Amanda Johnson took a major step towards healing her body with her decision to get weight loss surgery, but she’s struggling to come to terms with the rude looks she still gets in public.

The 37-year-old opted for a vertical sleeve gastrectomy to help her lower her weight — at 650 lbs. prior to surgery — and eventually enable her to start treatment for her endometrial cancer. One week after undergoing the surgery Johnson is feeling renewed, but is frustrated with the stares she gets during a trip to the supermarket.

“Before my surgery, before I started this journey or anything, I would eat a whole pizza and brownies and then eat whatever my mom made for dinner that night, and now I’m eating one egg and two protein shakes in a day, and I’m full,” she says in this exclusive clip from Wednesday’s episode of Family by the Ton. “It’s very exciting, because I know that the surgery worked; that I didn’t go through all of this for nothing.”

Johnson is feeling good when she goes to get healthy foods at the supermarket, but that doesn’t seem to matter to the other shoppers who just see her size and the electric scooter she needs to move around the store.

“I’m proud of myself for making these lifestyle changes, but it’s hard to know that it’s going to take time for the results to show. Right now in the store, people are still staring at me as we go through the aisles,” she says. “That’s why I stayed home most of the time, I didn’t have to worry about being stared at. People just don’t understand. Before I stayed at home ordering food and now I’m going out and getting healthy food. People just don’t get that it’s not just the fat girl going to get food, it’s me trying to do better.”

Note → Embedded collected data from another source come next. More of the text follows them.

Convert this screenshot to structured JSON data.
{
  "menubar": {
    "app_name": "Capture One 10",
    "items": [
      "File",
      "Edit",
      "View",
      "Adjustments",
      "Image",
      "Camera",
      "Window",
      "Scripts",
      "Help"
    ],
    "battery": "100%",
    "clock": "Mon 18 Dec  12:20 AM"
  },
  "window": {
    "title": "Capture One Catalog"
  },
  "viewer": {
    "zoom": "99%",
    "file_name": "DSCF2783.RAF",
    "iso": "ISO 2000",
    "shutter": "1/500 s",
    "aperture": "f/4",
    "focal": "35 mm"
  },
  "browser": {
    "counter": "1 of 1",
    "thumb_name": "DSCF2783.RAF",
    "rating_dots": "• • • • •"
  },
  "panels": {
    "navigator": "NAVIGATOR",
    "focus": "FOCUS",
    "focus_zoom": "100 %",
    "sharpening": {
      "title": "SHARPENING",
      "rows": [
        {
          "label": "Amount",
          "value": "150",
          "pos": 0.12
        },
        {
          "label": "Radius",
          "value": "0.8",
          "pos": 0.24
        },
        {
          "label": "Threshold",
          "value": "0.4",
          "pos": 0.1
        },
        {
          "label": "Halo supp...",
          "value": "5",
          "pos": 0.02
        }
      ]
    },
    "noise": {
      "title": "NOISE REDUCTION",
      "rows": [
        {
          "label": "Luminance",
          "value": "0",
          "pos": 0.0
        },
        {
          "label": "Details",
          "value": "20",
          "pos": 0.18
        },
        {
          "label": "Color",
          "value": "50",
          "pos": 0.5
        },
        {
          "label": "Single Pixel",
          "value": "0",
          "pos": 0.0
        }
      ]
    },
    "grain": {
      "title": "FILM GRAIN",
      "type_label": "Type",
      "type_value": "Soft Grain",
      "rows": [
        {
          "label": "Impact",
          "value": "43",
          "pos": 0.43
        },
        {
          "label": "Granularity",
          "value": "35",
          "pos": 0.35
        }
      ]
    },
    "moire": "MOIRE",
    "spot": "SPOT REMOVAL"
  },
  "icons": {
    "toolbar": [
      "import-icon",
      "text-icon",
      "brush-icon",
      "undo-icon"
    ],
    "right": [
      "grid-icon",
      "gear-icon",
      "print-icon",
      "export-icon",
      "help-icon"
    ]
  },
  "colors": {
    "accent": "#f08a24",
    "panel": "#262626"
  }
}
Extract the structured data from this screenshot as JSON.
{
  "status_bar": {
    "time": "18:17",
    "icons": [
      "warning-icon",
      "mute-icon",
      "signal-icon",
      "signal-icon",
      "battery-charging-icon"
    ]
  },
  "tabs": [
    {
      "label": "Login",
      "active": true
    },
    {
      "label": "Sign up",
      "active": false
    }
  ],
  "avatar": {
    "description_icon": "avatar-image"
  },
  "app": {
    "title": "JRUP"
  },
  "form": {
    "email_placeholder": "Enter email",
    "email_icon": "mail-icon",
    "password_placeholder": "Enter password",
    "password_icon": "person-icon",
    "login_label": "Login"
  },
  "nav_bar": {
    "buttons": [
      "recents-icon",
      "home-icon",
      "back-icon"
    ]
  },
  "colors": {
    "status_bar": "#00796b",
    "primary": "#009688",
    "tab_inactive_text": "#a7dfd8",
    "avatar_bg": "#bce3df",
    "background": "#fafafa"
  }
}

Johnson breaks down in a separate interview, expressing her frustration over the public perception of people working to lose weight.

“I don’t understand the mentality of people,” she says. “They laugh at you if you’re eating in the restaurant because you’re not trying, but they’re saying people laugh at you when you’re on the treadmill at the gym when you are trying. So when are you supposed to be accepted? You’re not, you’re supposed to stay in your house until you look a certain way. That’s not fair.”

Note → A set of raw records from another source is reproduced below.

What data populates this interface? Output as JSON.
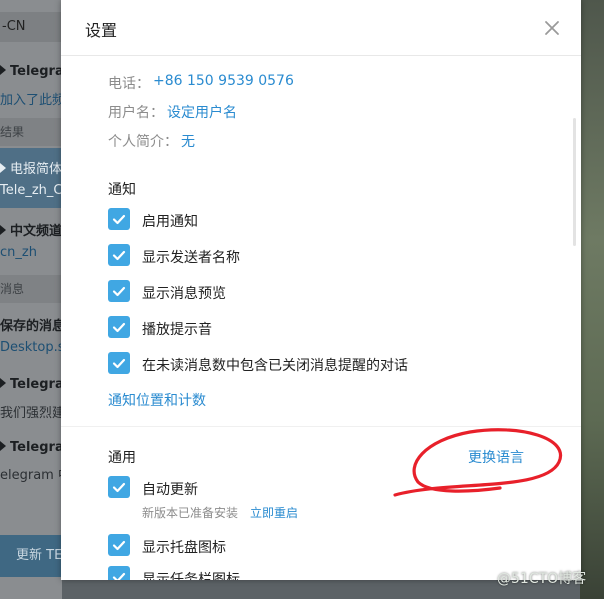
{
  "background": {
    "header": "-CN",
    "chats": [
      {
        "title": "Telegram",
        "snippet": "加入了此频"
      },
      {
        "section": "结果"
      },
      {
        "title": "电报简体",
        "snippet": "Tele_zh_CN"
      },
      {
        "title": "中文频道",
        "snippet": "cn_zh"
      },
      {
        "section": "消息"
      },
      {
        "title": "保存的消息",
        "snippet": "Desktop.st"
      },
      {
        "title": "Telegram",
        "snippet": "我们强烈建议"
      },
      {
        "title": "Telegram",
        "snippet": "elegram 中"
      }
    ],
    "bottom_button": "更新 TE"
  },
  "dialog": {
    "title": "设置",
    "close_icon": "close-icon",
    "profile": {
      "phone_label": "电话：",
      "phone_value": "+86 150 9539 0576",
      "username_label": "用户名：",
      "username_value": "设定用户名",
      "bio_label": "个人简介：",
      "bio_value": "无"
    },
    "notifications": {
      "heading": "通知",
      "items": [
        {
          "label": "启用通知",
          "checked": true
        },
        {
          "label": "显示发送者名称",
          "checked": true
        },
        {
          "label": "显示消息预览",
          "checked": true
        },
        {
          "label": "播放提示音",
          "checked": true
        },
        {
          "label": "在未读消息数中包含已关闭消息提醒的对话",
          "checked": true
        }
      ],
      "link": "通知位置和计数"
    },
    "general": {
      "heading": "通用",
      "change_language": "更换语言",
      "items": [
        {
          "label": "自动更新",
          "checked": true
        },
        {
          "label": "显示托盘图标",
          "checked": true
        },
        {
          "label": "显示任务栏图标",
          "checked": true
        }
      ],
      "update_status": "新版本已准备安装",
      "restart_now": "立即重启"
    }
  },
  "watermark": "@51CTO博客",
  "colors": {
    "accent": "#40a7e3",
    "link": "#2a8bd0",
    "annotation": "#e8202a"
  }
}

Johnson, who is the focus of season two along with three of her similarly overweight cousins, wonders if society will ever change.

“I’ve been working hard, I’m losing weight, I’ve had my surgery. But I still feel like people look at me and they don’t know how far I’ve come,” she says. “They just see the fat girl riding the cart around the store, and I wonder if I’ll ever get to that point where I’m not just a spectacle.”

Still, Johnson says to her mom who accompanied her to the supermarket, the stares don’t get to her as much anymore.

“It doesn’t bother me like it did before. Before I would be in bed for two days,” she says. “It bothers me, but I’m not going to stop my life because of somebody’s ignorance.”

Family by the Ton airs Wednesdays at 10 p.m. Eastern, 9 p.m. Central on TLC.